En 1784, el químico suizo Ami Argand patentó una nueva lámpara. Su mecha trenzada era distinta a todas las demás: iba enrollaba en el interior de un pequeño tubo que absorbía el aire del exterior y producía una luz mucho más clara. La mecha, protegida por un tubo de cristal, se alimentaba con un depósito de aceite de colza situado en la parte superior.
La lámpara tipo cárcel, inventada en 1798, funcionaba de un modo distinto. Llevaba un mecanismo de relojería que bombeaba el aceite contenido en un depósito situado bajo la llama; el aceite sobrante volvía al depósito para ser nuevamente bombeado.
El siguiente gran avance llegó con las lámparas de parafina, en la década de 1870. Este tipo de aceite era limpio y barato y producía una llama blanca y brillante; su escasa densidad le permitía llegar hasta la llama por la acción natural de la capilaridad. La parafina, en forma de cera, se usaba también para fabricar velas baratas.
Pero ya entonces empezaba a pensarse en el gas como el combustible del futuro. En 1807 un empresario alemán llamado Frederick Winsor iluminó el Pall Mall de Londres con lámparas de gas de carbón. Durante las décadas de 1830 y 1840 el gas llegó a un creciente número de hogares, donde se usaba en combinación con velas y lamparillas de aceite.
Las primeras lámparas de gas eran abiertas y estaban protegidas por una pantalla de cristal. Los primeros experimentos con la electricidad tuvieron lugar en 1808, pero la bombilla incandescente no se inventó sino hasta la década de 1870.
Las bombillas eran de baja potencia y su uso se generalizó durante la primera década del siglo XX. Las mujeres se quejaban de que la luz eléctrica era más dura y menos favorecedora que la de gas, y muchas temían que la electricidad saliese por los enchufes. Pronto fue posible iluminar una habitación con una intensidad de luz eléctrica equivalente a 100 velas.
Una mecha en un cuenco lleno de grasa iluminaba a los habitantes de las cavernas.
Los habitantes de la costa usaban conchas para hacer lámparas con aceite de pescado.
Una de las primeras lamparillas de aceite romanas, en este caso de oro. Las viviendas de los ricos se iluminaban con docenas de lamparillas similares, llenas de aceite de oliva.
Los suecos del siglo XVI llevaban en la boca antorchas de abeto durante los largos y oscuros meses del invierno.
Un estudioso del siglo XVII concentra la luz colocando una vela detrás de un globo de cristal lleno de agua. La vela por sí sola producía una luz suave y favorecedora.
Los romanos construyeron diversos modelos de lamparillas de cerámica. Algunas tenían tapa para evitar las impurezas del combustible.

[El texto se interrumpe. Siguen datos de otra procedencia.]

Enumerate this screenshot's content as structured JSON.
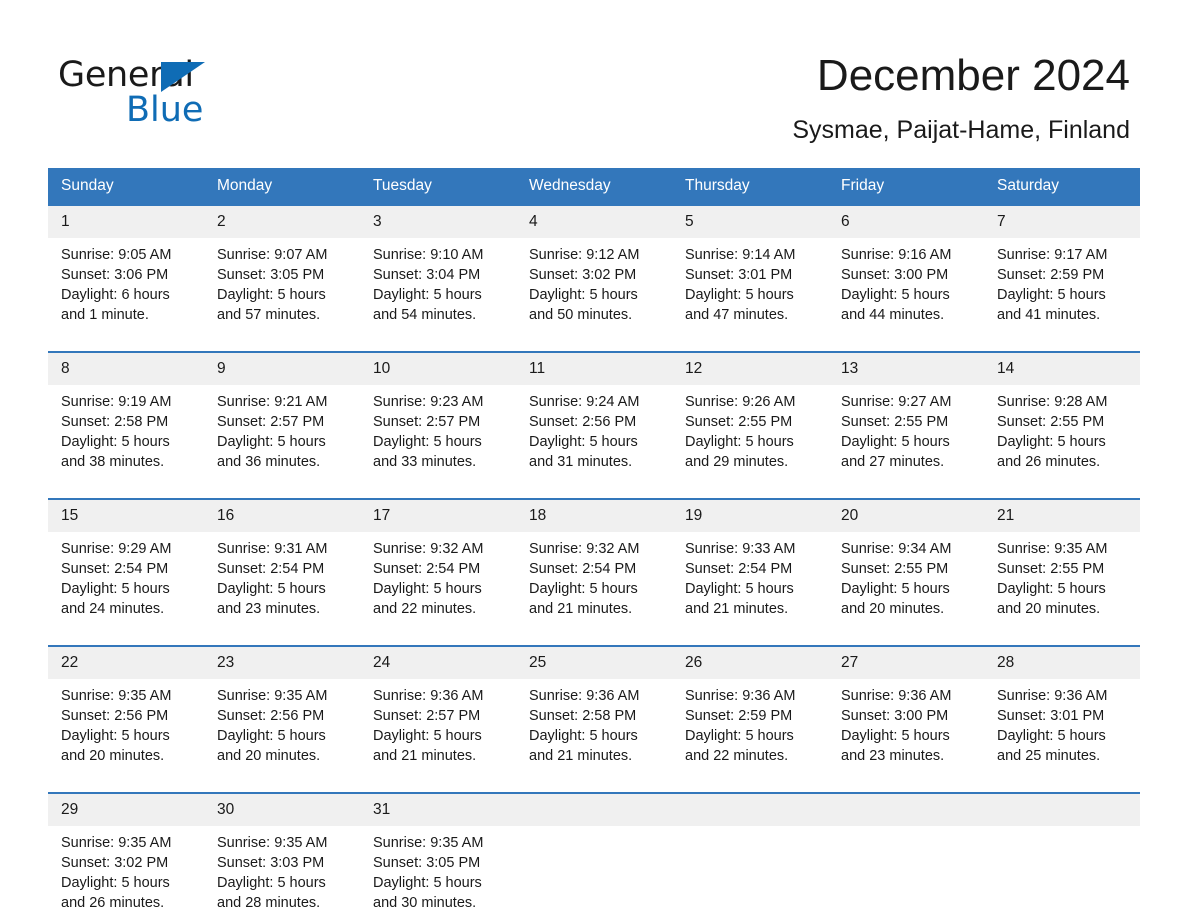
{
  "brand": {
    "name_part1": "General",
    "name_part2": "Blue",
    "triangle_icon": "blue-triangle-icon",
    "accent_color": "#0f6cb5"
  },
  "header": {
    "title": "December 2024",
    "location": "Sysmae, Paijat-Hame, Finland"
  },
  "colors": {
    "header_blue": "#3377bb",
    "daynum_gray": "#f0f0f0",
    "text": "#1a1a1a"
  },
  "calendar": {
    "weekdays": [
      "Sunday",
      "Monday",
      "Tuesday",
      "Wednesday",
      "Thursday",
      "Friday",
      "Saturday"
    ],
    "weeks": [
      [
        {
          "day": "1",
          "sunrise": "Sunrise: 9:05 AM",
          "sunset": "Sunset: 3:06 PM",
          "daylight_line1": "Daylight: 6 hours",
          "daylight_line2": "and 1 minute."
        },
        {
          "day": "2",
          "sunrise": "Sunrise: 9:07 AM",
          "sunset": "Sunset: 3:05 PM",
          "daylight_line1": "Daylight: 5 hours",
          "daylight_line2": "and 57 minutes."
        },
        {
          "day": "3",
          "sunrise": "Sunrise: 9:10 AM",
          "sunset": "Sunset: 3:04 PM",
          "daylight_line1": "Daylight: 5 hours",
          "daylight_line2": "and 54 minutes."
        },
        {
          "day": "4",
          "sunrise": "Sunrise: 9:12 AM",
          "sunset": "Sunset: 3:02 PM",
          "daylight_line1": "Daylight: 5 hours",
          "daylight_line2": "and 50 minutes."
        },
        {
          "day": "5",
          "sunrise": "Sunrise: 9:14 AM",
          "sunset": "Sunset: 3:01 PM",
          "daylight_line1": "Daylight: 5 hours",
          "daylight_line2": "and 47 minutes."
        },
        {
          "day": "6",
          "sunrise": "Sunrise: 9:16 AM",
          "sunset": "Sunset: 3:00 PM",
          "daylight_line1": "Daylight: 5 hours",
          "daylight_line2": "and 44 minutes."
        },
        {
          "day": "7",
          "sunrise": "Sunrise: 9:17 AM",
          "sunset": "Sunset: 2:59 PM",
          "daylight_line1": "Daylight: 5 hours",
          "daylight_line2": "and 41 minutes."
        }
      ],
      [
        {
          "day": "8",
          "sunrise": "Sunrise: 9:19 AM",
          "sunset": "Sunset: 2:58 PM",
          "daylight_line1": "Daylight: 5 hours",
          "daylight_line2": "and 38 minutes."
        },
        {
          "day": "9",
          "sunrise": "Sunrise: 9:21 AM",
          "sunset": "Sunset: 2:57 PM",
          "daylight_line1": "Daylight: 5 hours",
          "daylight_line2": "and 36 minutes."
        },
        {
          "day": "10",
          "sunrise": "Sunrise: 9:23 AM",
          "sunset": "Sunset: 2:57 PM",
          "daylight_line1": "Daylight: 5 hours",
          "daylight_line2": "and 33 minutes."
        },
        {
          "day": "11",
          "sunrise": "Sunrise: 9:24 AM",
          "sunset": "Sunset: 2:56 PM",
          "daylight_line1": "Daylight: 5 hours",
          "daylight_line2": "and 31 minutes."
        },
        {
          "day": "12",
          "sunrise": "Sunrise: 9:26 AM",
          "sunset": "Sunset: 2:55 PM",
          "daylight_line1": "Daylight: 5 hours",
          "daylight_line2": "and 29 minutes."
        },
        {
          "day": "13",
          "sunrise": "Sunrise: 9:27 AM",
          "sunset": "Sunset: 2:55 PM",
          "daylight_line1": "Daylight: 5 hours",
          "daylight_line2": "and 27 minutes."
        },
        {
          "day": "14",
          "sunrise": "Sunrise: 9:28 AM",
          "sunset": "Sunset: 2:55 PM",
          "daylight_line1": "Daylight: 5 hours",
          "daylight_line2": "and 26 minutes."
        }
      ],
      [
        {
          "day": "15",
          "sunrise": "Sunrise: 9:29 AM",
          "sunset": "Sunset: 2:54 PM",
          "daylight_line1": "Daylight: 5 hours",
          "daylight_line2": "and 24 minutes."
        },
        {
          "day": "16",
          "sunrise": "Sunrise: 9:31 AM",
          "sunset": "Sunset: 2:54 PM",
          "daylight_line1": "Daylight: 5 hours",
          "daylight_line2": "and 23 minutes."
        },
        {
          "day": "17",
          "sunrise": "Sunrise: 9:32 AM",
          "sunset": "Sunset: 2:54 PM",
          "daylight_line1": "Daylight: 5 hours",
          "daylight_line2": "and 22 minutes."
        },
        {
          "day": "18",
          "sunrise": "Sunrise: 9:32 AM",
          "sunset": "Sunset: 2:54 PM",
          "daylight_line1": "Daylight: 5 hours",
          "daylight_line2": "and 21 minutes."
        },
        {
          "day": "19",
          "sunrise": "Sunrise: 9:33 AM",
          "sunset": "Sunset: 2:54 PM",
          "daylight_line1": "Daylight: 5 hours",
          "daylight_line2": "and 21 minutes."
        },
        {
          "day": "20",
          "sunrise": "Sunrise: 9:34 AM",
          "sunset": "Sunset: 2:55 PM",
          "daylight_line1": "Daylight: 5 hours",
          "daylight_line2": "and 20 minutes."
        },
        {
          "day": "21",
          "sunrise": "Sunrise: 9:35 AM",
          "sunset": "Sunset: 2:55 PM",
          "daylight_line1": "Daylight: 5 hours",
          "daylight_line2": "and 20 minutes."
        }
      ],
      [
        {
          "day": "22",
          "sunrise": "Sunrise: 9:35 AM",
          "sunset": "Sunset: 2:56 PM",
          "daylight_line1": "Daylight: 5 hours",
          "daylight_line2": "and 20 minutes."
        },
        {
          "day": "23",
          "sunrise": "Sunrise: 9:35 AM",
          "sunset": "Sunset: 2:56 PM",
          "daylight_line1": "Daylight: 5 hours",
          "daylight_line2": "and 20 minutes."
        },
        {
          "day": "24",
          "sunrise": "Sunrise: 9:36 AM",
          "sunset": "Sunset: 2:57 PM",
          "daylight_line1": "Daylight: 5 hours",
          "daylight_line2": "and 21 minutes."
        },
        {
          "day": "25",
          "sunrise": "Sunrise: 9:36 AM",
          "sunset": "Sunset: 2:58 PM",
          "daylight_line1": "Daylight: 5 hours",
          "daylight_line2": "and 21 minutes."
        },
        {
          "day": "26",
          "sunrise": "Sunrise: 9:36 AM",
          "sunset": "Sunset: 2:59 PM",
          "daylight_line1": "Daylight: 5 hours",
          "daylight_line2": "and 22 minutes."
        },
        {
          "day": "27",
          "sunrise": "Sunrise: 9:36 AM",
          "sunset": "Sunset: 3:00 PM",
          "daylight_line1": "Daylight: 5 hours",
          "daylight_line2": "and 23 minutes."
        },
        {
          "day": "28",
          "sunrise": "Sunrise: 9:36 AM",
          "sunset": "Sunset: 3:01 PM",
          "daylight_line1": "Daylight: 5 hours",
          "daylight_line2": "and 25 minutes."
        }
      ],
      [
        {
          "day": "29",
          "sunrise": "Sunrise: 9:35 AM",
          "sunset": "Sunset: 3:02 PM",
          "daylight_line1": "Daylight: 5 hours",
          "daylight_line2": "and 26 minutes."
        },
        {
          "day": "30",
          "sunrise": "Sunrise: 9:35 AM",
          "sunset": "Sunset: 3:03 PM",
          "daylight_line1": "Daylight: 5 hours",
          "daylight_line2": "and 28 minutes."
        },
        {
          "day": "31",
          "sunrise": "Sunrise: 9:35 AM",
          "sunset": "Sunset: 3:05 PM",
          "daylight_line1": "Daylight: 5 hours",
          "daylight_line2": "and 30 minutes."
        },
        {
          "day": "",
          "sunrise": "",
          "sunset": "",
          "daylight_line1": "",
          "daylight_line2": ""
        },
        {
          "day": "",
          "sunrise": "",
          "sunset": "",
          "daylight_line1": "",
          "daylight_line2": ""
        },
        {
          "day": "",
          "sunrise": "",
          "sunset": "",
          "daylight_line1": "",
          "daylight_line2": ""
        },
        {
          "day": "",
          "sunrise": "",
          "sunset": "",
          "daylight_line1": "",
          "daylight_line2": ""
        }
      ]
    ]
  }
}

Las lámparas Argand, colocadas por parejas en un soporte instalado en la pared, iluminaban las casas pudientes a finales del siglo XVIII. Un depósito de aceite central proporcionaba combustible a las dos mechas, mientras que el aire subía por los tubos de cristal para alimentar las llamas.
Un farolero y su ayudante usan una lamparilla de aceite para prender un quemador de gas. A principios del siglo XIX las calles de las principales ciudades estaban iluminadas por luces de gas.
El químico británico Joseph Swan y el inventor estadounidense Thomas Edison crearon las bombillas eléctricas incandescentes a finales de la década de 1870. El modelo de Swan se basaba en el mismo principio operativo que el de Edison: un delgado filamento de metal suspendido en el interior de un globo de cristal al vacío.
Durante el siglo XIX las lámparas de aceite se usaban como luz de escritorio y de noche. Este modelo, de 1870, lleva el aceite en un depósito situado detrás.
Para poner en funcionamiento el reloj del motor que bombeaba el aceite era preciso girar la llave de la lámpara tipo cárcel.